Former Vice President Joe Biden and Sens. Bernie Sanders of Vermont and Elizabeth Warren of Massachusetts remain the top three contenders in the first poll conducted in the first-in-the-nation presidential primary state of New Hampshire following last week’s Democratic nomination debates.

But the Suffolk University survey for the Boston Globe released Tuesday also indicates a slip in support for Sen. Kamala Harris of California when compared with polls conducted prior to the debates.


Biden stands at 21 percent among likely Democratic primary voters in New Hampshire according to the survey, with Sanders at 17 percent, Warren at 14 percent, and Harris at 8 percent.

Biden stood at 23 percent in an average of the two live operator surveys – University of New Hampshire/CNN and Saint Anselm College – conducted in early to mid-July, before the debates. Warren averaged 18 percent, Sanders 15 percent and Harris 14 percent.

South Bend, Indiana Mayor Pete Buttigieg registers at 6 percent in the new poll, with Rep. Tulsi Gabbard of Hawaii at 3 percent and Sen. Michael Bennet of Colorado at 2 percent.

The New Hampshire primary sign at the Statehouse in Concord, NH. For a century the state has held the first presidential primary in the race for the White House

The New Hampshire primary sign at the Statehouse in Concord, NH. For a century the state has held the first presidential primary in the race for the White House

Sens. Cory Booker of New Jersey, Kirsten Gillibrand of New York and Amy Klobuchar of Minnesota stand at 1 percent in the survey, as do former Rep. John Delaney of Maryland, entrepreneur Andrew Yang and billionaire progressive and environmental advocate Tom Steyer. Everybody else in the record-setting field of two-dozen Democratic White House contenders registered less than 1 percent.


The poll’s sampling error among likely Democratic primary voters was plus or minus 4.4 percentage points. And with six months still to go until New Hampshire’s primary, the race remains extremely competitive.But Suffolk University Political Research Center director David Paleologos emphasized that Biden – as well as Sanders and Warren, who hail from states that neighbor New Hampshire – will be difficult to topple from the top tier because a significant percentage of their backers say they’ve already made up their minds on whom they’ll support in the primary.

According to the survey, 48 percent of Sanders supporters and 45 percent of Biden supporters say they would definitely vote for the candidate they’re currently backing. That percentage stands at 35 percent for Warren, 34 percent for Buttigieg and 20 percent for Harris.

Paleologos highlighted that Biden should remain in the top tier “because he’s crushing opponents among older voters, 2016 Hillary Clinton primary voters, and union households.
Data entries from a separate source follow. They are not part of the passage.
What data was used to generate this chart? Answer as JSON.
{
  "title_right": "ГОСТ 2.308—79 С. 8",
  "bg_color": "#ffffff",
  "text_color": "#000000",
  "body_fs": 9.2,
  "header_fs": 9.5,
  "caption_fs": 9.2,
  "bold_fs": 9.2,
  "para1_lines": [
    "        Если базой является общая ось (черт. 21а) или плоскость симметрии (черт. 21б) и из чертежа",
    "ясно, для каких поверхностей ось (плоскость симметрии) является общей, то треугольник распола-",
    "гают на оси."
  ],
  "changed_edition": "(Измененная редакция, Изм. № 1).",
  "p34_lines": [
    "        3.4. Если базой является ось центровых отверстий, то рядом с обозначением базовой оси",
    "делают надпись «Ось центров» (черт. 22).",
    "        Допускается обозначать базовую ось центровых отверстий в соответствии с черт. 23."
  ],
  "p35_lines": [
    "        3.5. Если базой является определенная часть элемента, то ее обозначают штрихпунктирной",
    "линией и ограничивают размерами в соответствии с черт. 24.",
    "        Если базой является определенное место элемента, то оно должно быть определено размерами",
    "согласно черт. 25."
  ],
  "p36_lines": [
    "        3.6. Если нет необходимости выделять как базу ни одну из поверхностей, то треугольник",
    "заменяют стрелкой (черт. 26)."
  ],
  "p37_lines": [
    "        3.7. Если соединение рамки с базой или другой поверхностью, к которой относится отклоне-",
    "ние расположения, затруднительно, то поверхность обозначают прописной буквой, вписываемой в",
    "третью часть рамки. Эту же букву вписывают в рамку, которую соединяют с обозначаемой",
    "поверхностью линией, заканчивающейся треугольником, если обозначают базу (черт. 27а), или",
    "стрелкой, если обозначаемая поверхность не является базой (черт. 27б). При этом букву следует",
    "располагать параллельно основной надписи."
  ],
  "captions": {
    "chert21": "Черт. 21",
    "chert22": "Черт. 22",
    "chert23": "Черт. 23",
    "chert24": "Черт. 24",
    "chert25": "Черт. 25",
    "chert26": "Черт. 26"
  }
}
He owns those categories.”

He added that Sanders is “retaining a good portion of his 2016 primary vote and he’s a known quantity” and that Warren should also remain in the top tier “because the progressives not with Sanders have found a new face and someone they found equally or more comfortable supporting.”

Paleologos also said Warren may have the best ability to grow her support as some of the lower-tier contenders likely drop out of the race in the coming months. The poll suggested that 21 percent of respondents said they’d back her after their first choice. That’s far ahead of Biden and Sanders, who each were at 13 percent as the second choice of voters, with Harris at 9 percent and Buttigieg at 8 percent.

Sixty percent of those questioned in the survey said they’re open to changing their mind.

The release of the poll comes as many of the longer-shots for the nomination scramble to qualify for the third round of debates, which will be held in early September in Houston. Nearly two-thirds of those questioned said that if a candidate doesn’t make the debate stage in September, they should drop out of the race.

The live telephone operator survey of 500 likely Democratic primary voters in New Hampshire was conducted Thursday through Sunday.